Indivulsa tibi quondam et fidissima conjux,
Ut fuit in thalamo sic erit in tumulo."
(17) Le Laboureur, Additions aux Mémoires de Castelnau, vol. i. "Gallant" must be here understood in the Platonic sense.
(18) Que je vous donne.
(19) Bouchot, Catherine de Médicis.
(20) This has led some historians to believe that Filippa Duc was a myth, and that the child was the daughter of the Grande Sénéchale. The best-informed authorities on the period, however, follow contemporary opinion in accepting the Piedmontese origin of Diane de France.
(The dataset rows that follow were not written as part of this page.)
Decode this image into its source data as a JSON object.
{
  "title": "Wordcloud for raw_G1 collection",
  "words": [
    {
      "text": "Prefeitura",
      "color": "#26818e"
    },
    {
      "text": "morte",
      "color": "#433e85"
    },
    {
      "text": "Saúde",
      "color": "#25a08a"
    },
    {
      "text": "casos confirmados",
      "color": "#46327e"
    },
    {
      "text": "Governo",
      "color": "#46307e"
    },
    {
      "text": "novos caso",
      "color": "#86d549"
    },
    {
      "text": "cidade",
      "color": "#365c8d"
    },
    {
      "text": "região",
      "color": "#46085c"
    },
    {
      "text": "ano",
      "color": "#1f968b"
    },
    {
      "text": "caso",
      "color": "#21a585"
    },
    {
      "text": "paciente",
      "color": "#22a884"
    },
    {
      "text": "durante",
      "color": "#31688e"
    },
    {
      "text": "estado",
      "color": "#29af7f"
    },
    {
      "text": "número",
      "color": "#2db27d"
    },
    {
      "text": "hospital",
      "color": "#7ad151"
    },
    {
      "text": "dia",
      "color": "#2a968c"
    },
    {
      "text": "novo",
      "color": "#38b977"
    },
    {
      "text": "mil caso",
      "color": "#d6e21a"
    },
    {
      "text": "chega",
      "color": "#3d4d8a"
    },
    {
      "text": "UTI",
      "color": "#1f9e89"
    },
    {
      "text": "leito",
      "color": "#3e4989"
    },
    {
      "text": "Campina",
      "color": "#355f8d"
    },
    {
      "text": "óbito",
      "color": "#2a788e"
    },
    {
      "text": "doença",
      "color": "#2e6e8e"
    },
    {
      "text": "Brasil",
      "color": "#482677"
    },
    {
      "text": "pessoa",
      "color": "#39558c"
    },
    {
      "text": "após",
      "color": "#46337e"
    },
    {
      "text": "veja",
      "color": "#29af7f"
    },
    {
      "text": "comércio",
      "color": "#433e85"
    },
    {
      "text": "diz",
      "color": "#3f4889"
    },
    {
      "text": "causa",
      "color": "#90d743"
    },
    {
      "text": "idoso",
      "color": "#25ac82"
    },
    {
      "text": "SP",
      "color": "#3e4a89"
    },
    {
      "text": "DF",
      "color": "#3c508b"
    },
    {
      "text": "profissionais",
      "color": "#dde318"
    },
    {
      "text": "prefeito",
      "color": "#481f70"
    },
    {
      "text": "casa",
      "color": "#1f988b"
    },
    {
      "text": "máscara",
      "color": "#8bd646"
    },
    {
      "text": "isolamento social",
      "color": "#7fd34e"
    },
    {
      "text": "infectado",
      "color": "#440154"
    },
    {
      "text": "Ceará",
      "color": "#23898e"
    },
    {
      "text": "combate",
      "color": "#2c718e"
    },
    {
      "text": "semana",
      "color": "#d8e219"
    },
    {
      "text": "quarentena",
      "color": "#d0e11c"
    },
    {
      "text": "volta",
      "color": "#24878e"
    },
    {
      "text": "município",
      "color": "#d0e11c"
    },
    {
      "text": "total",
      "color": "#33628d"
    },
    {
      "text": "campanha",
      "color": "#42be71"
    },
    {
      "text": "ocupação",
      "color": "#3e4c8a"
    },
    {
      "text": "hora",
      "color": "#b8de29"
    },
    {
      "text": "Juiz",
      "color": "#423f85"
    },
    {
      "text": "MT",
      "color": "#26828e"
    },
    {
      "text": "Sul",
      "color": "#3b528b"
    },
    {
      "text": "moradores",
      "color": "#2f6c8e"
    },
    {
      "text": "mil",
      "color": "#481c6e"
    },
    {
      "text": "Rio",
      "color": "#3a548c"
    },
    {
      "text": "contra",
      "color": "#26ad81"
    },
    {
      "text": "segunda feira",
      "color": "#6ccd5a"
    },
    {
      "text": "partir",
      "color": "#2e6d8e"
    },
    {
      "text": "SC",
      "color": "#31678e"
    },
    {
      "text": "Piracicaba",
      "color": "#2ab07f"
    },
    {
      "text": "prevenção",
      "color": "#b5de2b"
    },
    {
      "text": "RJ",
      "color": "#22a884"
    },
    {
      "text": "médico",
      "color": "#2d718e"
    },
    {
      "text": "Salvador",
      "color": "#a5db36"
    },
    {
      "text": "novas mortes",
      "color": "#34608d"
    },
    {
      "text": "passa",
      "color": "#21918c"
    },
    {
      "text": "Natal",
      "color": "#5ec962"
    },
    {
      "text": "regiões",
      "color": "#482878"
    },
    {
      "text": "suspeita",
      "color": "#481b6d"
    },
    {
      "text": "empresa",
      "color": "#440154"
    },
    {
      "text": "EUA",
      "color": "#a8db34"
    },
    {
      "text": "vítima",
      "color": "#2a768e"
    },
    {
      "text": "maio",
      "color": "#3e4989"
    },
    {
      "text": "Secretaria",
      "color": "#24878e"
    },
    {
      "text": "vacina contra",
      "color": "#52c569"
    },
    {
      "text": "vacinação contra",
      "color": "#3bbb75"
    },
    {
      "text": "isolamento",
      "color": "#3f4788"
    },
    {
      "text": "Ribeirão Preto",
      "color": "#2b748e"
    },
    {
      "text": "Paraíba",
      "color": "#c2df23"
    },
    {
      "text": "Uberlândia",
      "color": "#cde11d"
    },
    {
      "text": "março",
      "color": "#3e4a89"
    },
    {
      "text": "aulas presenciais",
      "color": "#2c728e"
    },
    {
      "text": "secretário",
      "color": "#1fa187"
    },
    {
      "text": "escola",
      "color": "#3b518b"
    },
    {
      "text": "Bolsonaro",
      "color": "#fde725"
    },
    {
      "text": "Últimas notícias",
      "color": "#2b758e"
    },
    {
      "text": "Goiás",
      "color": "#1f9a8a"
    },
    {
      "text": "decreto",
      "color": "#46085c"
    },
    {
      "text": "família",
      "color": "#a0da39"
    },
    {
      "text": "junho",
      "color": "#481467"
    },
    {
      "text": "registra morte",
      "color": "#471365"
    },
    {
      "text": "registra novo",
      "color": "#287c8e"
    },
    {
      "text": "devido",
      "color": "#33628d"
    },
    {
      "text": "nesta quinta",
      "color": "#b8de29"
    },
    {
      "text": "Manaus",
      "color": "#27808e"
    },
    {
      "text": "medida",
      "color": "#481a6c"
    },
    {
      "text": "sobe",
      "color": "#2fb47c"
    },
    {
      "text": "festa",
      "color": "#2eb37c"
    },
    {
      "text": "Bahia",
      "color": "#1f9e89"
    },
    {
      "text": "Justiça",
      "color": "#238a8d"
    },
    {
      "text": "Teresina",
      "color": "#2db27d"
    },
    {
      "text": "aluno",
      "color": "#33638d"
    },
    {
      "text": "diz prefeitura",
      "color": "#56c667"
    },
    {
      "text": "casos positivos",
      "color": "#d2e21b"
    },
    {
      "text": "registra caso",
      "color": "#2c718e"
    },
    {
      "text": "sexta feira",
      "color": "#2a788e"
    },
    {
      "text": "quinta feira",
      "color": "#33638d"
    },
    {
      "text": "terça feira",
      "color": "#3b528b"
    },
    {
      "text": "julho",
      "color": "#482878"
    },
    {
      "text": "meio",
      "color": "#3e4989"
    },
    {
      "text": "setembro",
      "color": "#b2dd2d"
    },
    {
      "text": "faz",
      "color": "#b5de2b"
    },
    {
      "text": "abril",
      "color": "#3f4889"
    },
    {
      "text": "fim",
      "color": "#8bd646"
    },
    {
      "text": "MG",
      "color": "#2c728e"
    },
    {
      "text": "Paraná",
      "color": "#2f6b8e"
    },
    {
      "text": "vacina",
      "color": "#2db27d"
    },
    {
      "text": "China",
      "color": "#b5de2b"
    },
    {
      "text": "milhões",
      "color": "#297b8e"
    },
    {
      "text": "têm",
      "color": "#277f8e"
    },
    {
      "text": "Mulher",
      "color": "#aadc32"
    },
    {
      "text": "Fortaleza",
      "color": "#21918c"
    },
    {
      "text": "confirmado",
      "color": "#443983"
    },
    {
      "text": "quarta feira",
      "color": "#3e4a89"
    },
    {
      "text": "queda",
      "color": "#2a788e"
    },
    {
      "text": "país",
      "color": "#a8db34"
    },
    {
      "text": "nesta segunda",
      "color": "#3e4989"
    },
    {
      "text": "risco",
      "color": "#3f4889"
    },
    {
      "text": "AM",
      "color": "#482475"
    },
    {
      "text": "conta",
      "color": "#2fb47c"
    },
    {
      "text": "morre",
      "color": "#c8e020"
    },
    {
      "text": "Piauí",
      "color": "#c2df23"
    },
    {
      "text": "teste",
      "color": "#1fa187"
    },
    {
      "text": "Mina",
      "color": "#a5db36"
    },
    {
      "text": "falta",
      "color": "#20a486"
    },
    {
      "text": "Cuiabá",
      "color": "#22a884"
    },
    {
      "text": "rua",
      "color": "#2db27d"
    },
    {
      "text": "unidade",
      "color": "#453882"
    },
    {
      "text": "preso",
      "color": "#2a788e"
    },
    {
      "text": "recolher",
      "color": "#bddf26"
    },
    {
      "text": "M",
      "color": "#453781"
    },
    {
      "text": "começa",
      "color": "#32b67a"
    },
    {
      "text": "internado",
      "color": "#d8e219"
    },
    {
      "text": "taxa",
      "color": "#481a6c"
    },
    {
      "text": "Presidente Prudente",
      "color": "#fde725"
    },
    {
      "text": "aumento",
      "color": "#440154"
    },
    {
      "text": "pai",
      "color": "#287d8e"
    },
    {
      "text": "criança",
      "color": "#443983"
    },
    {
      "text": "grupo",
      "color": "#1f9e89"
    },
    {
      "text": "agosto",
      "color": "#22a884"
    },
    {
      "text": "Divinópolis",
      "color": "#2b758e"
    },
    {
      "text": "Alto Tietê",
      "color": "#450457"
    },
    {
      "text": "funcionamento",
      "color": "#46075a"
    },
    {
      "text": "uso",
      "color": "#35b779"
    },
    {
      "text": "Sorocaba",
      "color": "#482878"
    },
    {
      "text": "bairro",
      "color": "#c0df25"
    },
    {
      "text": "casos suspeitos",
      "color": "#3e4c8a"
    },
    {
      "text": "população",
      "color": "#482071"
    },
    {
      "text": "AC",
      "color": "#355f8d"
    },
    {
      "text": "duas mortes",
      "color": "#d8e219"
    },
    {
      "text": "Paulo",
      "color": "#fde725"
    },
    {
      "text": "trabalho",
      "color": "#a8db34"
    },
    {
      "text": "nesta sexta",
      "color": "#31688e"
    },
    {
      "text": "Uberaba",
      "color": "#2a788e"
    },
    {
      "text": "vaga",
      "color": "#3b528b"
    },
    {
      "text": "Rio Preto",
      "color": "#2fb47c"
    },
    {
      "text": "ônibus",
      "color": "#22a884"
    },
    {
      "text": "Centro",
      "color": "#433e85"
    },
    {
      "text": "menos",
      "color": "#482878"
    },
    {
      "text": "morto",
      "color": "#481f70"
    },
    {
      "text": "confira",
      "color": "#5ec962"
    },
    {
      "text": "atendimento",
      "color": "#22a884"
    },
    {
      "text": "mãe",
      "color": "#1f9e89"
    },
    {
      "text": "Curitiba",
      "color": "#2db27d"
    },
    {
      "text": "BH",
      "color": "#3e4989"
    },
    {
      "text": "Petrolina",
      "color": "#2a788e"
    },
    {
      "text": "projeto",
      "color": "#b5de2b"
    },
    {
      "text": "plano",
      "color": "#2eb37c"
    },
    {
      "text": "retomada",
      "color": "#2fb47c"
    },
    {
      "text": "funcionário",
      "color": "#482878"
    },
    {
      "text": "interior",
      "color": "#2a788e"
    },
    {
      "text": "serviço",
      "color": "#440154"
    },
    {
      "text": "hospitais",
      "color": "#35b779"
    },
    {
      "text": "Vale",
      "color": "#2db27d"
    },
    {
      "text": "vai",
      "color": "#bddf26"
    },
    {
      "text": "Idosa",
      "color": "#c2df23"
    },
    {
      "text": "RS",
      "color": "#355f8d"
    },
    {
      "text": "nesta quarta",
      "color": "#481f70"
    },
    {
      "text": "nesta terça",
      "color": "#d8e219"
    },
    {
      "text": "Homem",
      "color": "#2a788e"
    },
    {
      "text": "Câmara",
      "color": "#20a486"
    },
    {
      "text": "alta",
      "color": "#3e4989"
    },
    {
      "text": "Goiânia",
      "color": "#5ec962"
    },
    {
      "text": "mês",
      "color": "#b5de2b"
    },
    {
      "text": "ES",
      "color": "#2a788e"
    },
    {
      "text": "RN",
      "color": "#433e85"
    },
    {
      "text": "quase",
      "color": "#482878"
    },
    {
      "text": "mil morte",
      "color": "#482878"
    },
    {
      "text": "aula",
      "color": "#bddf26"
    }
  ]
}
(21) Desgardins, la Duchesse d'Étampes.
(22) If we are to believe the reports industriously circulated by Diane and her friends and repeated by the more picturesque chroniclers of the time, Madame d'Étampes was no more faithful to the King than she was to her husband, and Chabot de Brion, Clément Marot, the young Christian de Nançay, captain of the Guards, and several other gentlemen, shared in the favours which were supposed to be reserved for their Sovereign. The last-named gallant is said to have been one day surprised by François himself in the lady's chamber at the Château of Madrid. Taking advantage of his Majesty's absence at the chase, the duchess had granted M. de Nançay an assignation, having first taken the precaution of stationing a confidential attendant, Mlle, des Colliers, at one of the windows of the corridor leading to her apartments, to give her timely warning of the King's return. The day, however, was exceedingly close, and presently Mlle, des Colliers fell into a profound slumber, from which she was only awakened by the stamp of horses' hoofs and the jingling of bits in the courtyard below, which announced the return of the huntsmen. Terrified, she flew to warn the culprits; but she was too late, and the King, who was anxious to tell the duchess about his afternoon's sport, entered the boudoir almost as soon as she did. With a single glance he comprehended the situation, and, livid with anger, went to the window and shouted for his guards. Madame d'Étampes and Nançay stood with bowed heads before him, like convicted criminals awaiting sentence. But, when the guards arrived, the King affected to believe that it was the maid, and not the mistress, who was the delinquent. "Let that woman get up," he cried, pointing to Mlle, des Colliers, who, in an agony of terror for her protectress, had thrown herself at his feet. "And you, monsieur," turning furiously upon the young officer, "who dare to carry on an intrigue here with an attendant of Madame d'Étampes, go and reflect in prison on the impropriety of such conduct." And Nançay was marched off between two of his own men.
It is doubtful if there is any truth in this story, and, even if the duchess were unfaithful to her royal lover, it would not appear to have in any way affected her credit with the King. Perhaps, François felt that, if he had something to forgive, he had a great deal more to be forgiven; and, besides, the lady was so pretty, and so charming when she wished to please, that it would have been difficult for so susceptible a monarch to remain long inexorable.
(23) François, Comte d'Aumale, afterwards Duc de Guise; Charles, afterwards Archbishop of Rheims and Cardinal de Lorraine; and Claude, afterwards Marquis de Mayenne.